I am reminding myself of my kind promise “to forgive with wild abandon.”

I grew up with an idea that Right and Wrong were absolutes. Doing wrong required begging forgiveness and being wronged required giving forgiveness. As I have aged, I have softened. My ideas of right and wrong have become much more relative. The note I wrote in my journal as I begin planning this blog post was “forgiveness if there is no wrongdoing?” Moments later, I read this:

“It doesn’t help at all to feel guilty about where we find ourselves. When we can shed the light of compassionate attention on our actions, an interesting shift can happen—this regret of ours becomes a seed of compassion for all the other people just like us who are caught in fixed mind, closed mind, hard heart. We let this recognition connect us with others. We let it be the seed of empathy, and we go forward, not wallowing in guilt and shame about what we did.”

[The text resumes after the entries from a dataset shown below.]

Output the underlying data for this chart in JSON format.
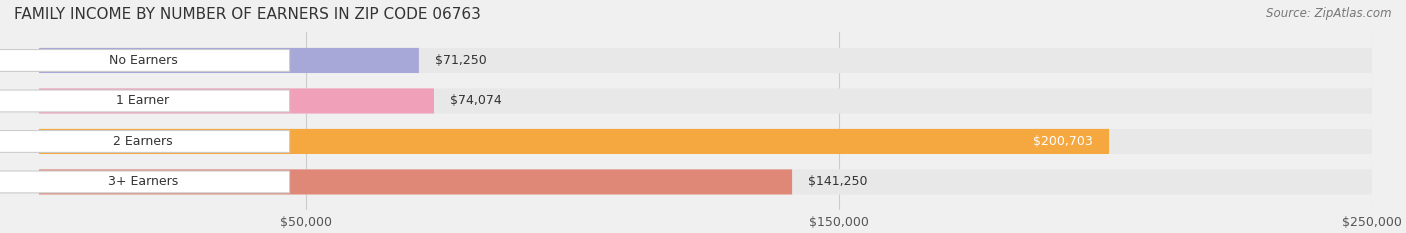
{
  "title": "FAMILY INCOME BY NUMBER OF EARNERS IN ZIP CODE 06763",
  "source": "Source: ZipAtlas.com",
  "categories": [
    "No Earners",
    "1 Earner",
    "2 Earners",
    "3+ Earners"
  ],
  "values": [
    71250,
    74074,
    200703,
    141250
  ],
  "bar_colors": [
    "#a8a8d8",
    "#f0a0b8",
    "#f5a840",
    "#e08878"
  ],
  "label_colors": [
    "#333333",
    "#333333",
    "#ffffff",
    "#333333"
  ],
  "background_color": "#f0f0f0",
  "bar_background_color": "#e8e8e8",
  "xlim": [
    0,
    250000
  ],
  "xticks": [
    50000,
    150000,
    250000
  ],
  "xtick_labels": [
    "$50,000",
    "$150,000",
    "$250,000"
  ],
  "title_fontsize": 11,
  "source_fontsize": 8.5,
  "label_fontsize": 9,
  "tick_fontsize": 9,
  "bar_height": 0.62,
  "figsize": [
    14.06,
    2.33
  ],
  "dpi": 100
}
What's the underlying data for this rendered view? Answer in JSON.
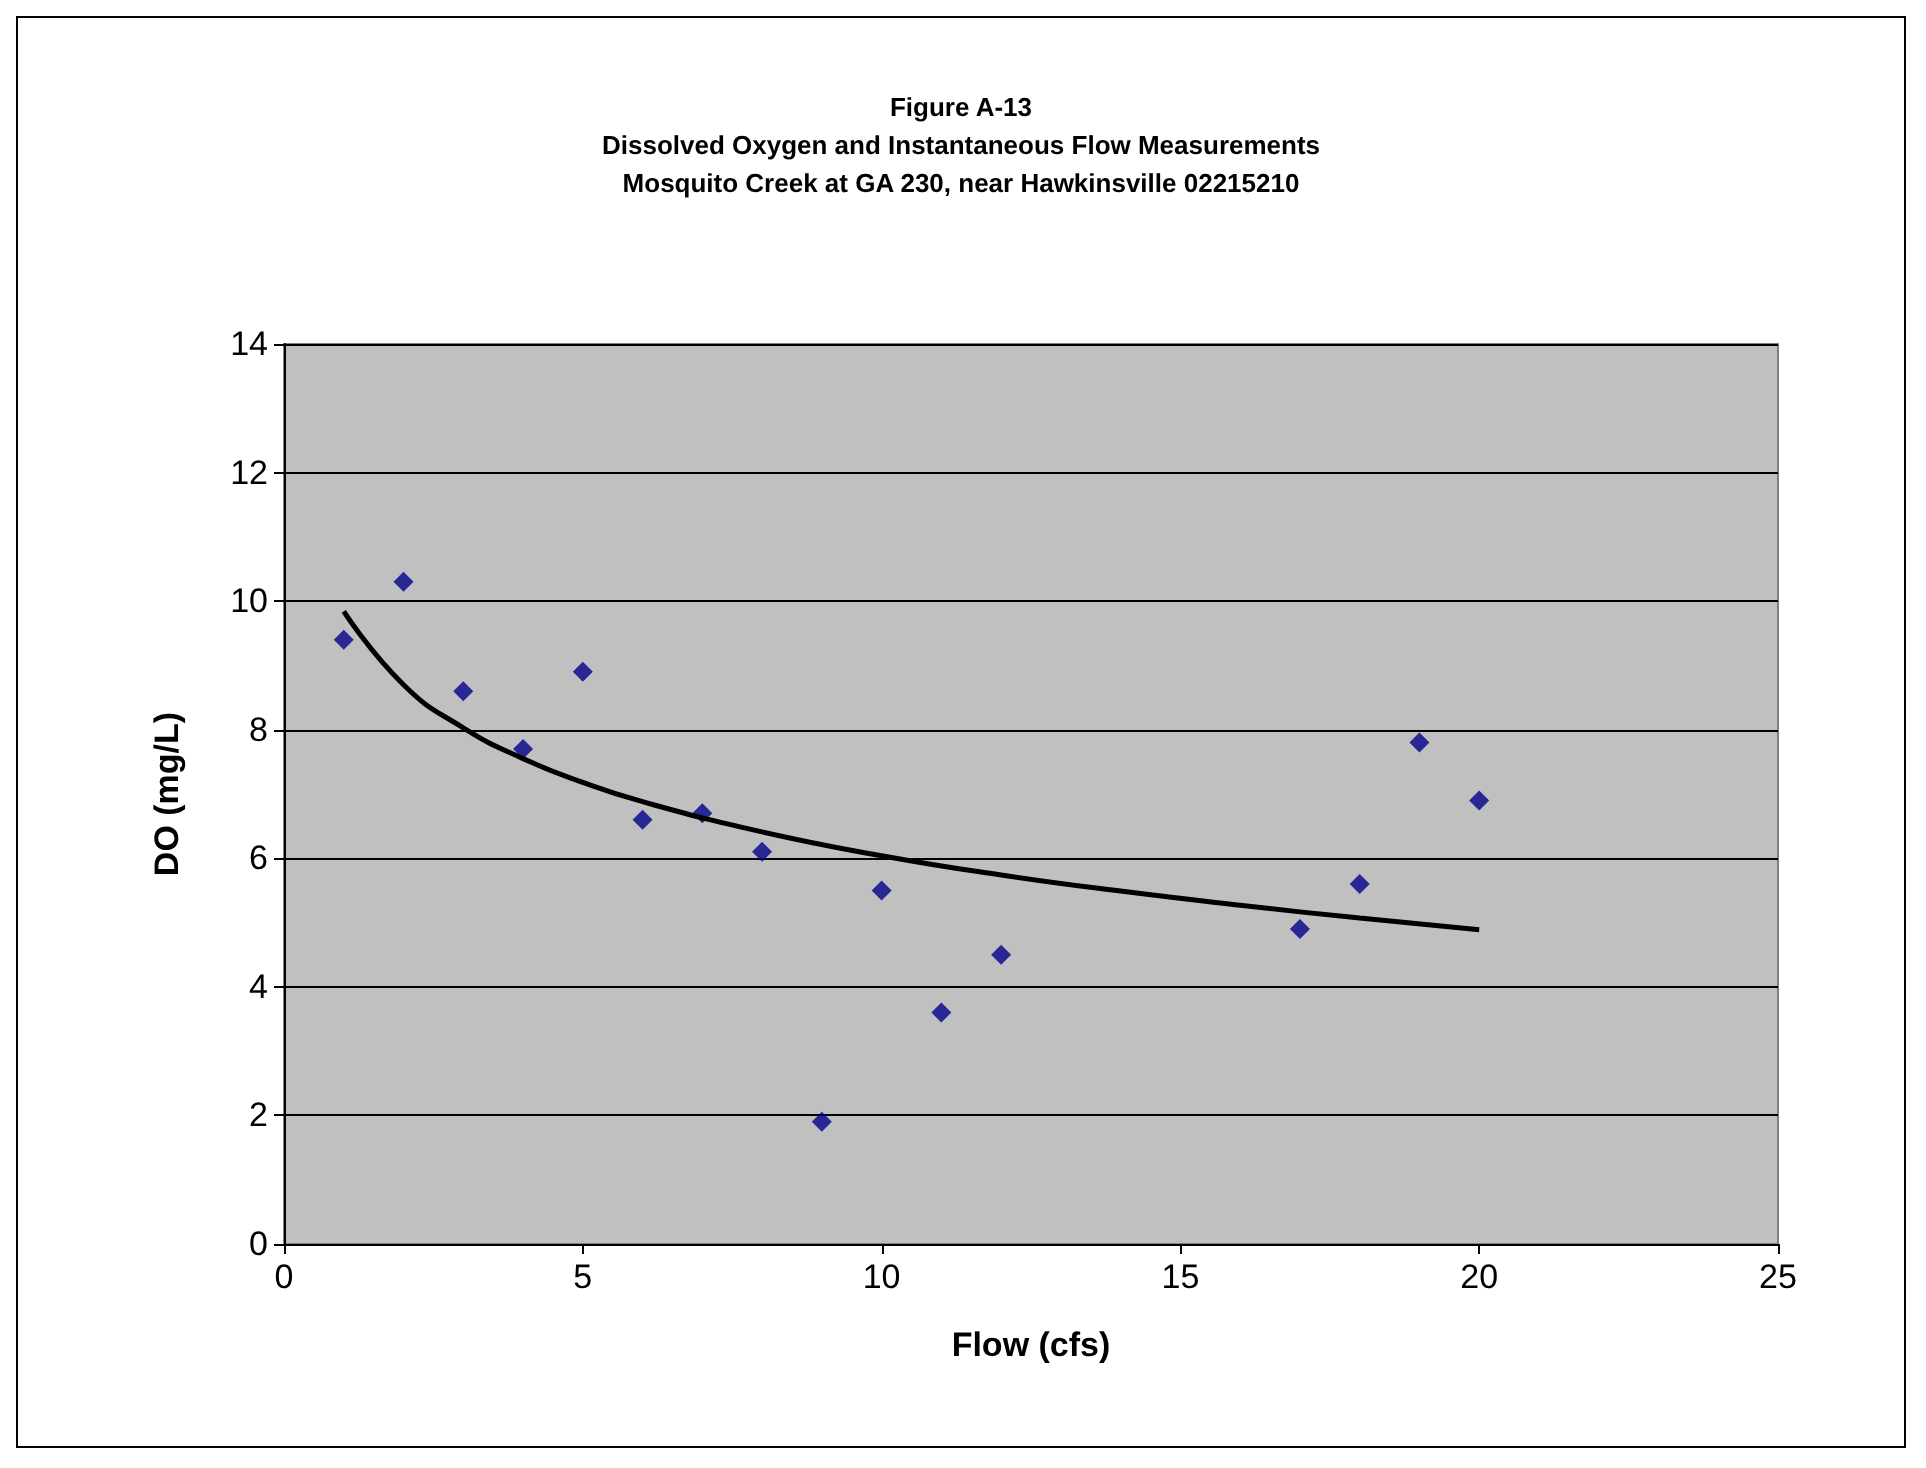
{
  "chart_data": {
    "type": "scatter",
    "title": "Figure A-13\nDissolved Oxygen and Instantaneous Flow Measurements\nMosquito Creek at GA 230, near Hawkinsville 02215210",
    "xlabel": "Flow (cfs)",
    "ylabel": "DO (mg/L)",
    "x": [
      1,
      2,
      3,
      4,
      5,
      6,
      7,
      8,
      9,
      10,
      11,
      12,
      17,
      18,
      19,
      20
    ],
    "series": [
      {
        "color": "#00008b",
        "values": [
          9.4,
          10.3,
          8.6,
          7.7,
          8.9,
          6.6,
          6.7,
          6.1,
          1.9,
          5.5,
          3.6,
          4.5,
          4.9,
          5.6,
          7.8,
          6.9
        ]
      },
      {
        "type": "line",
        "color": "#000000",
        "marker": "none",
        "x": [
          1,
          2,
          3,
          4,
          5,
          6,
          8,
          10,
          12,
          14,
          16,
          18,
          20
        ],
        "values": [
          9.84,
          8.7,
          8.03,
          7.55,
          7.18,
          6.88,
          6.41,
          6.04,
          5.74,
          5.49,
          5.27,
          5.07,
          4.89
        ]
      }
    ],
    "xlim": [
      0,
      25
    ],
    "xticks": [
      0,
      5,
      10,
      15,
      20,
      25
    ],
    "ylim": [
      0,
      14
    ],
    "yticks": [
      0,
      2,
      4,
      6,
      8,
      10,
      12,
      14
    ],
    "grid": "y",
    "marker": "diamond"
  }
}
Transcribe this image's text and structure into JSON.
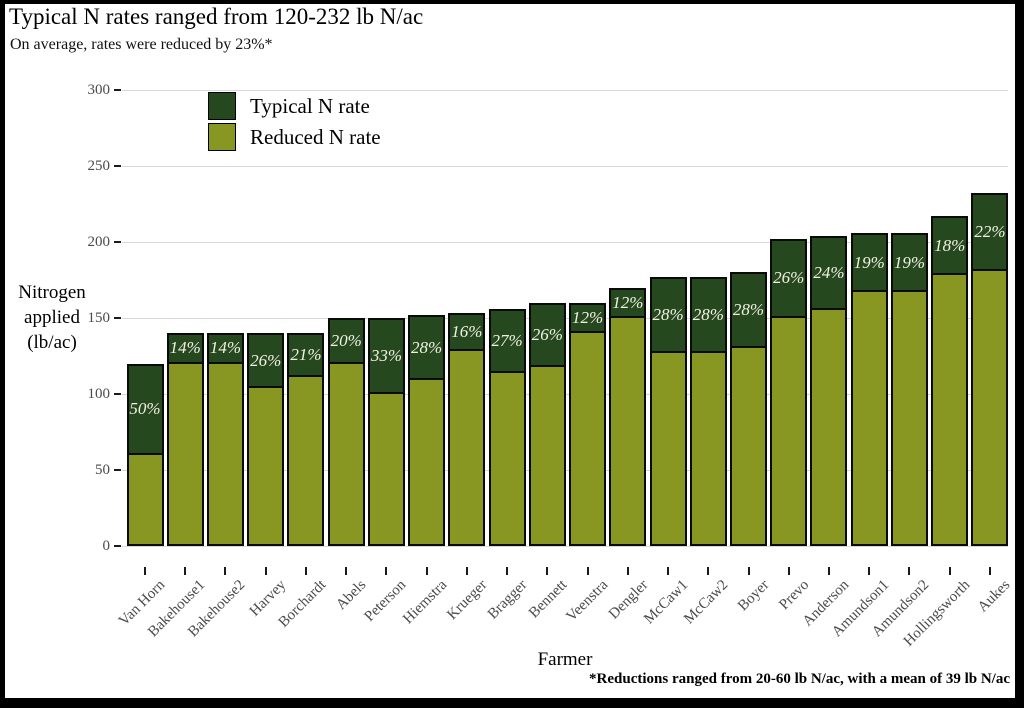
{
  "chart_data": {
    "type": "bar",
    "variant": "overlaid-stacked",
    "title": "Typical N rates ranged from 120-232 lb N/ac",
    "subtitle": "On average, rates were reduced by 23%*",
    "xlabel": "Farmer",
    "ylabel": "Nitrogen applied (lb/ac)",
    "ylabel_lines": [
      "Nitrogen",
      "applied",
      "(lb/ac)"
    ],
    "footnote": "*Reductions ranged from 20-60 lb N/ac, with a mean of 39 lb N/ac",
    "ylim": [
      0,
      300
    ],
    "yticks": [
      0,
      50,
      100,
      150,
      200,
      250,
      300
    ],
    "grid": true,
    "legend_position": "inside-top-left",
    "categories": [
      "Van Horn",
      "Bakehouse1",
      "Bakehouse2",
      "Harvey",
      "Borchardt",
      "Abels",
      "Peterson",
      "Hiemstra",
      "Krueger",
      "Bragger",
      "Bennett",
      "Veenstra",
      "Dengler",
      "McCaw1",
      "McCaw2",
      "Boyer",
      "Prevo",
      "Anderson",
      "Amundson1",
      "Amundson2",
      "Hollingsworth",
      "Aukes"
    ],
    "series": [
      {
        "name": "Typical N rate",
        "color": "#25481e",
        "values": [
          120,
          140,
          140,
          140,
          140,
          150,
          150,
          152,
          153,
          156,
          160,
          160,
          170,
          177,
          177,
          180,
          202,
          204,
          206,
          206,
          217,
          232
        ]
      },
      {
        "name": "Reduced N rate",
        "color": "#879722",
        "values": [
          60,
          120,
          120,
          104,
          111,
          120,
          100,
          109,
          128,
          114,
          118,
          140,
          150,
          127,
          127,
          130,
          150,
          155,
          167,
          167,
          178,
          181
        ]
      }
    ],
    "bar_labels": [
      "50%",
      "14%",
      "14%",
      "26%",
      "21%",
      "20%",
      "33%",
      "28%",
      "16%",
      "27%",
      "26%",
      "12%",
      "12%",
      "28%",
      "28%",
      "28%",
      "26%",
      "24%",
      "19%",
      "19%",
      "18%",
      "22%"
    ],
    "bar_label_color": "#f2f1e4",
    "gridline_color": "#d9d9d9",
    "tick_label_color": "#4a4a4a"
  }
}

Pema Chodron, Taking the Leap

The purpose of this promise, when turned inward, is to avoid wallowing in guilt and shame. Pema Chodron suggests a path through guilty feelings. If we can “shed the light of compassionate attention” on them, they can become a seed of compassion. Compassionate attention is what we practice when we meditate.

Regret means I wish I had done something differently. Guilt means I have done something wrong. It’s a helpful distinction. Our day-to-day language doesn’t help. I say, “I’m sorry” when I have bumped into you in my wheelchair and when your spouse dies. “I’m sorry I did that” is very different from “I’m sorry that happened.” Language leaves us in a muddle.

Pema Chodron seems to be inviting me into a mini practice of tonglen. I can use guilty feelings as fuel for the engines of compassion. When I catch myself feeling guilty, I can take a breath and notice the underlying disappointment. I can offer comfort to that disheartened inner-idealist and beam love to similarly tenderhearted others.